No caso das escolas de samba do Grupo Especial, aos cerca de três mil componentes de cada uma se somam as pessoas que trabalham nos bastidores, materializando o que o enredo se propõe a contar. E maior ainda é o público que presencialmente ou a distância assiste o animado e intenso cortejo.

Cada novo desfile das escolas de samba cariocas cria um conjunto de informações que vai se esmaecendo com o tempo e se fundindo com o conjunto de recordações dos carnavais. Histórias e memórias do pré-carnaval, do desfile e do pós-carnaval. Cada participante, à sua maneira, percebe, registra, conta e resgata as experiências sobre as disputas: o local do desfile, o impacto ou a falta de impacto da escola, os bastidores, as expectativas, o êxtase, as frustrações.

O formato da festa celebra o efêmero.

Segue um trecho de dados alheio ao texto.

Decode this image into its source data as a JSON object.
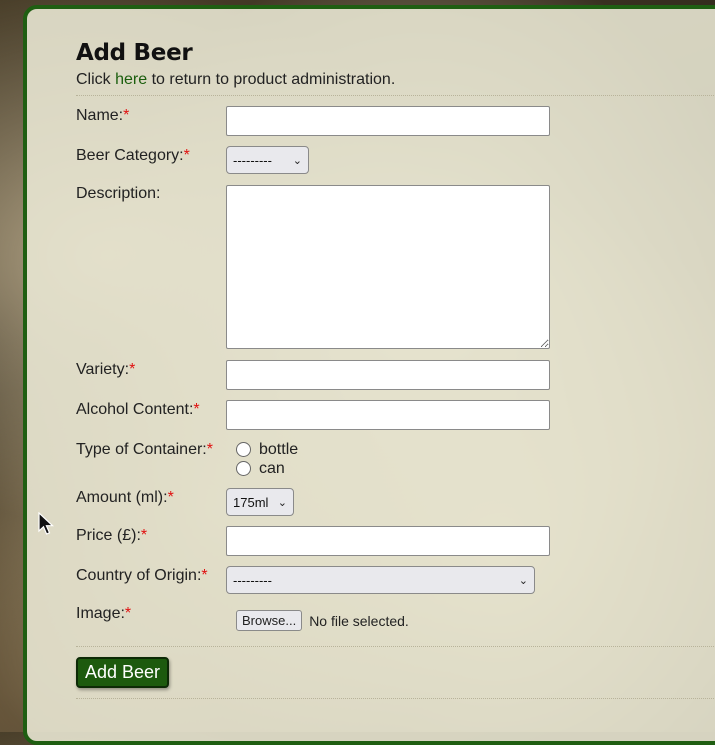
{
  "page": {
    "title": "Add Beer",
    "intro_before": "Click ",
    "intro_link": "here",
    "intro_after": " to return to product administration."
  },
  "form": {
    "required_mark": "*",
    "name_label": "Name:",
    "category_label": "Beer Category:",
    "category_value": "---------",
    "description_label": "Description:",
    "variety_label": "Variety:",
    "alcohol_label": "Alcohol Content:",
    "container_label": "Type of Container:",
    "container_options": [
      "bottle",
      "can"
    ],
    "amount_label": "Amount (ml):",
    "amount_value": "175ml",
    "price_label": "Price (£):",
    "country_label": "Country of Origin:",
    "country_value": "---------",
    "image_label": "Image:",
    "browse_label": "Browse...",
    "file_status": "No file selected.",
    "submit_label": "Add Beer"
  },
  "colors": {
    "accent": "#1d5a0e",
    "border": "#1f5e12",
    "required": "#e01010",
    "link": "#1b5e0d"
  }
}
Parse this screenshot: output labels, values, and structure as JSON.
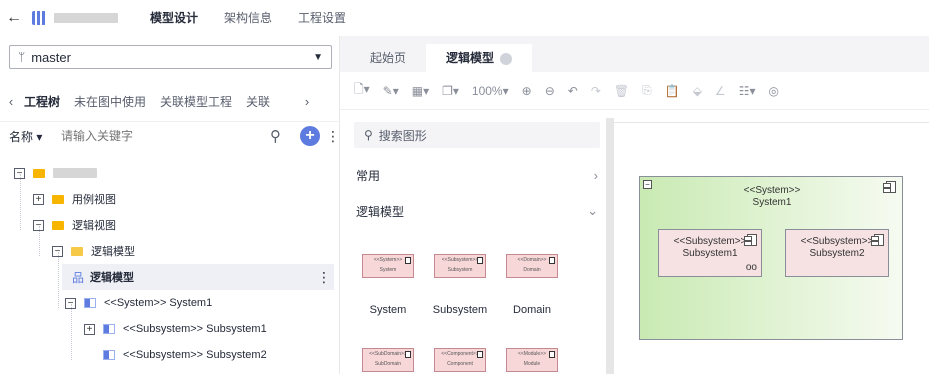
{
  "topbar": {
    "back": "←",
    "tabs": [
      "模型设计",
      "架构信息",
      "工程设置"
    ]
  },
  "branch": {
    "value": "master"
  },
  "subtabs": [
    "工程树",
    "未在图中使用",
    "关联模型工程",
    "关联"
  ],
  "search": {
    "filter": "名称",
    "placeholder": "请输入关键字"
  },
  "tree": {
    "usecase": "用例视图",
    "logicview": "逻辑视图",
    "logicmodel": "逻辑模型",
    "logicmodel_diagram": "逻辑模型",
    "system1": "<<System>> System1",
    "subsystem1": "<<Subsystem>> Subsystem1",
    "subsystem2": "<<Subsystem>> Subsystem2"
  },
  "editor_tabs": [
    "起始页",
    "逻辑模型"
  ],
  "toolbar": {
    "zoom": "100%"
  },
  "palette": {
    "search_placeholder": "搜索图形",
    "group_common": "常用",
    "group_logic": "逻辑模型",
    "shapes": [
      {
        "stereo": "<<System>>",
        "name": "System",
        "label": "System"
      },
      {
        "stereo": "<<Subsystem>>",
        "name": "Subsystem",
        "label": "Subsystem"
      },
      {
        "stereo": "<<Domain>>",
        "name": "Domain",
        "label": "Domain"
      },
      {
        "stereo": "<<SubDomain>>",
        "name": "SubDomain"
      },
      {
        "stereo": "<<Component>>",
        "name": "Component"
      },
      {
        "stereo": "<<Module>>",
        "name": "Module"
      }
    ]
  },
  "canvas": {
    "system": {
      "stereo": "<<System>>",
      "name": "System1"
    },
    "sub1": {
      "stereo": "<<Subsystem>>",
      "name": "Subsystem1"
    },
    "sub2": {
      "stereo": "<<Subsystem>>",
      "name": "Subsystem2"
    }
  }
}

Diferente do teatro ou balé, cujas produções podem ser reapresentadas várias vezes, as escolas de samba desfilam somente uma vez. Duas, no máximo, se voltam no Desfile das Campeãs. Cada desfile, ao som de versos como “Somos a voz do povo, embarque nesse cordão/Pra ser feliz de novo, vem como pode no meio da multidão” (COM DINHEIRO OU SEM DINHEIRO, EU BRINCO!, 2018), é como uma chama que arde rapidamente. Os lampejos desse momento entram para a história e para a memória.

Pierre Nora afirma que “a história é a reconstrução sempre problemática e incompleta do que não existe mais. A memória é um fenômeno sempre atual, um elo vivido no eterno presente […]” (NORA, 1993, p. 9). A história procura sedimentar um passado de algum modo validado por documentos e especulações. A memória constitui um rastro, uma cumplicidade – individual ou coletiva – com algo que foi vivenciado. Como observa Ulpiano Toledo Bezerra de Meneses (1992), “a elaboração da memória se dá no presente e para responder a solicitações do presente”. História e memória são criadas e reelaboradas a partir da perspectiva do presente.

Em meio ao excesso de informações e estímulos que caracteriza o carnaval das escolas de samba, uma possibilidade de tratar o assunto é por meio de um pensamento por montagem. Para Paola Berenstein Jacques esse tipo de pensamento é “um processo de mistura temporal, mas também de narrativas e narradores, de tempos e narrações heterogêneas, um processo de montagem que formaria também uma série de anacronias e de polifonias” (JACQUES, 2015, p. 57). Jaques alicerça a possibilidade de abordagem de um tema utilizando ideias criadas, problematizadas e expostas de maneira livre e multifacetada a personagens do início do século XX, como Walter Benjamin, no campo das palavras, e Aby Warburg, no campo das imagens (JACQUES, 2015, p. 48). A possibilidade de abordagens, ou de montagens, de narrativas envolvendo a história e a memória, é apontada por Walter Benjamin, que considera que “um acontecimento vivido é finito, ou pelo menos encerrado na esfera do vivido, ao passo que o acontecimento lembrado é sem limites, porque é apenas uma chave para tudo o que veio antes e depois” (BENJAMIN, 1987, p. 37).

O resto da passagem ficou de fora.